Figure 5.Slide of liver biopsy specimen, prepared with CK20 immunohistochemical stain revealing no stain uptake by tumor cells

Discussion

ALF is a rare disease that is characterized by the presence of coagulopathy (INR>1.5), hepatic encephalopathy, and onset of liver dysfunction within 26 weeks without preexisting liver disease.⁴ The management and prognosis of ALF can vary based on the etiology. A recent national cohort study highlighted an association between etiology and waitlist mortality.² This highlighted association demonstrates the importance of determining the cause of ALF early in the course of hospitalization.

The ALFSG determined that only 1.4% of cases of ALF between 1998 and 2012 in the United States were due to malignant infiltration. Amongst these, there were no documented cases of prostate cancer metastasis.³ Although it is common for prostate cancer to metastasize to the liver, being the third most frequent site of spread after bone and lung, severe hepatic dysfunction from metastatic infiltration is rare.⁵ Furthermore, data suggests an incidence of 25% of clinically silent metastases to the liver which were found at the time of autopsy.⁶ This finding raises the question of if malignant infiltration could be a potential cause of ALF of unknown etiology. As in our case, malignant infiltration was identified neither on CT nor PET scans 2 weeks prior to presentation.

Amongst the differentials were drug-induced liver injury and hepatic veno-occlusive disease, given that the cause of ALF could not be determined on serum tests and imaging alone. The liver biopsy played a pivotal role in determining the diagnosis and, in essence, the management plan. Our case also underscores the complexity of diagnosing acute-on-chronic liver failure (ACLF) in the setting of malignancy and prior chemotherapy, as the patient’s underlying liver function status was unclear. Pre-existing liver pathology exacerbated by the diffuse metastatic disease and chemotherapeutic effects may have contributed to his rapid decompensation; however, there were no alternative causes identified by histopathology. Thus, clinicians must have a high index of suspicion when approaching a case of ALF or possibly ACLF of indeterminate etiology. Early liver biopsy in indeterminate cases can help guide future care: avoidance of needless treatments as well as wastage of patient’s time and finances, and enabling more appropriate end-of-life care favoring quality time spent with loved ones.
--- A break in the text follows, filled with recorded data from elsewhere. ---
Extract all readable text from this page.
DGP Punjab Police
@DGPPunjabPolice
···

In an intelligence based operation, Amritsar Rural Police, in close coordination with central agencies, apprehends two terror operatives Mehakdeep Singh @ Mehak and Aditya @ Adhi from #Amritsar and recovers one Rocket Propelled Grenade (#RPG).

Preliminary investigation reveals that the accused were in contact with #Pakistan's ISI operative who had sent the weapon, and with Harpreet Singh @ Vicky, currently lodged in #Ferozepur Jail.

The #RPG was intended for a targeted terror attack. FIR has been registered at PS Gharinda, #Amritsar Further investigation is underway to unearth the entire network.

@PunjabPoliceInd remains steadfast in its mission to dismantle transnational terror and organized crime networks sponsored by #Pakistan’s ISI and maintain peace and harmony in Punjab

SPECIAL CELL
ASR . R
It is also notable that our patient did not meet King’s College Criteria (KCC) for non-acetaminophen ALF.⁷ KCC was introduced in 1989 and is a culmination of prognostic indicators used to determine transplant needs. KCC is considered highly specific but not sensitive, and, therefore, new advancements in prognostic models, management, and non-transplant therapies have surfaced. Options for inpatient care expanded with the use of therapeutic plasma exchange, renal replacement therapies, non-invasive intracranial pressure monitoring, and identifying and correcting coagulopathies in addition to liver transplantation.⁸ Similarly, predicted transplant-free survival at 21 days using the ALFSG prognostic tool was 77%; however, the patient expired within this period. This information highlights the need for reassessing the validity of existing diagnostic and prognostic tools for indeterminate causes of ALF. Some data suggests that malignant infiltration is an independent marker of poor prognosis for 30-day mortality.⁹ Furthermore, our patient had normal phosphate levels which has also been shown to have an association with worse prognosis in some studies.^10,11 Further studies on ALF stratified by etiology would be useful to better characterize diagnosis, presentations, management, and outcomes for this patient population.

This case report was presented at the American College of Gastroenterology Annual Meeting, 2023.